BAY-856 potently inhibits human GGTase-I activity with biochemical IC50 of 64 nM.
BAY-856 effectively promoted YAP1 inactivation by translocation to the cytoplasm with an IC50 of 44 nM.
BAY-856 dose-dependently down-regulates YAP1/TAZ target genes ANKRD1, CTGF, CYR61, CDC6, and DKK1 with IC50 of 0.09, 0.11, 0.13, 0.14, and 0.17 μM, respectively, in MDA-MB-231 cells, with no inhibition of control gene ACTB.

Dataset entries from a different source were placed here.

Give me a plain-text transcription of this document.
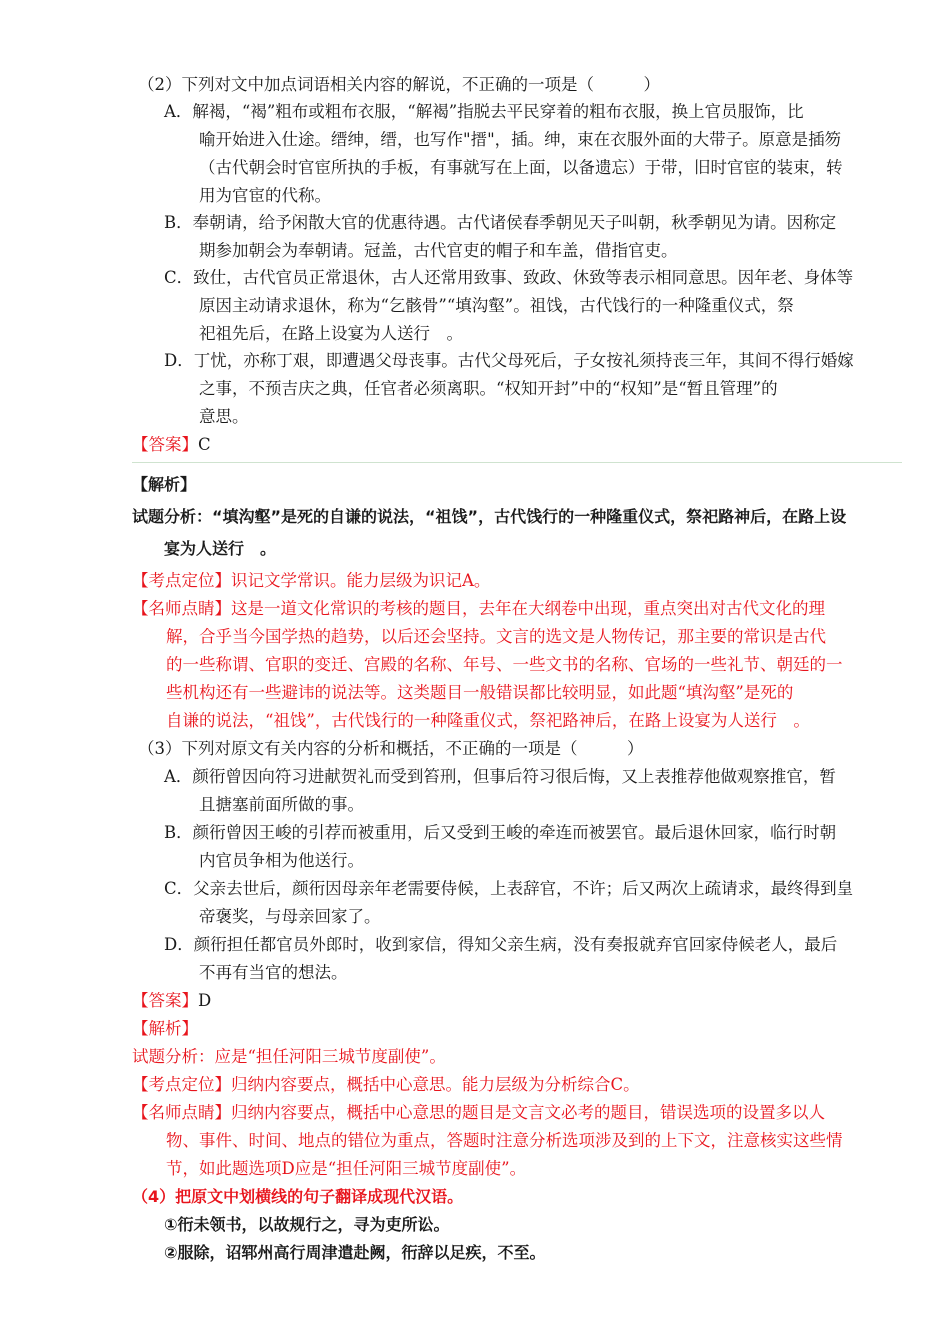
（2）下列对文中加点词语相关内容的解说，不正确的一项是（　　　）
A．解褐，“褐”粗布或粗布衣服，“解褐”指脱去平民穿着的粗布衣服，换上官员服饰，比
喻开始进入仕途。缙绅，缙，也写作"搢"，插。绅，束在衣服外面的大带子。原意是插笏
（古代朝会时官宦所执的手板，有事就写在上面，以备遗忘）于带，旧时官宦的装束，转
用为官宦的代称。
B．奉朝请，给予闲散大官的优惠待遇。古代诸侯春季朝见天子叫朝，秋季朝见为请。因称定
期参加朝会为奉朝请。冠盖，古代官吏的帽子和车盖，借指官吏。
C．致仕，古代官员正常退休，古人还常用致事、致政、休致等表示相同意思。因年老、身体等
原因主动请求退休，称为“乞骸骨”“填沟壑”。祖饯，古代饯行的一种隆重仪式，祭
祀祖先后，在路上设宴为人送行　。
D．丁忧，亦称丁艰，即遭遇父母丧事。古代父母死后，子女按礼须持丧三年，其间不得行婚嫁
之事，不预吉庆之典，任官者必须离职。“权知开封”中的“权知”是“暂且管理”的
意思。
【答案】C
【解析】
试题分析：“填沟壑”是死的自谦的说法，“祖饯”，古代饯行的一种隆重仪式，祭祀路神后，在路上设
宴为人送行　。
【考点定位】识记文学常识。能力层级为识记A。
【名师点睛】这是一道文化常识的考核的题目，去年在大纲卷中出现，重点突出对古代文化的理
解，合乎当今国学热的趋势，以后还会坚持。文言的选文是人物传记，那主要的常识是古代
的一些称谓、官职的变迁、宫殿的名称、年号、一些文书的名称、官场的一些礼节、朝廷的一
些机构还有一些避讳的说法等。这类题目一般错误都比较明显，如此题“填沟壑”是死的
自谦的说法，“祖饯”，古代饯行的一种隆重仪式，祭祀路神后，在路上设宴为人送行　。
（3）下列对原文有关内容的分析和概括，不正确的一项是（　　　）
A．颜衎曾因向符习进献贺礼而受到笞刑，但事后符习很后悔，又上表推荐他做观察推官，暂
且搪塞前面所做的事。
B．颜衎曾因王峻的引荐而被重用，后又受到王峻的牵连而被罢官。最后退休回家，临行时朝
内官员争相为他送行。
C．父亲去世后，颜衎因母亲年老需要侍候，上表辞官，不许；后又两次上疏请求，最终得到皇
帝褒奖，与母亲回家了。
D．颜衎担任都官员外郎时，收到家信，得知父亲生病，没有奏报就弃官回家侍候老人，最后
不再有当官的想法。
【答案】D
【解析】
试题分析：应是“担任河阳三城节度副使”。
【考点定位】归纳内容要点，概括中心意思。能力层级为分析综合C。
【名师点睛】归纳内容要点，概括中心意思的题目是文言文必考的题目，错误选项的设置多以人
物、事件、时间、地点的错位为重点，答题时注意分析选项涉及到的上下文，注意核实这些情
节，如此题选项D应是“担任河阳三城节度副使”。
（4）把原文中划横线的句子翻译成现代汉语。
①衎未领书，以故规行之，寻为吏所讼。
②服除，诏郓州高行周津遣赴阙，衎辞以足疾，不至。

BAY-856 (1 uM) effectively inhibits GGTase-I substrates of the Rho-GTPase family in MDA-MB-231 cells, and causes YAP1/TAZ inactivation.
BAY-856 impairs cancer cell proliferation and invasion in vitro with IC50 of <1 uM against a panel of cell lines from different tumor types.
BAY-856 (125 mg/kg, BID; p.o.) reduced tumor growth in MDA-MB-231 human breast cancer tumors in female NMRI nu/nu mice.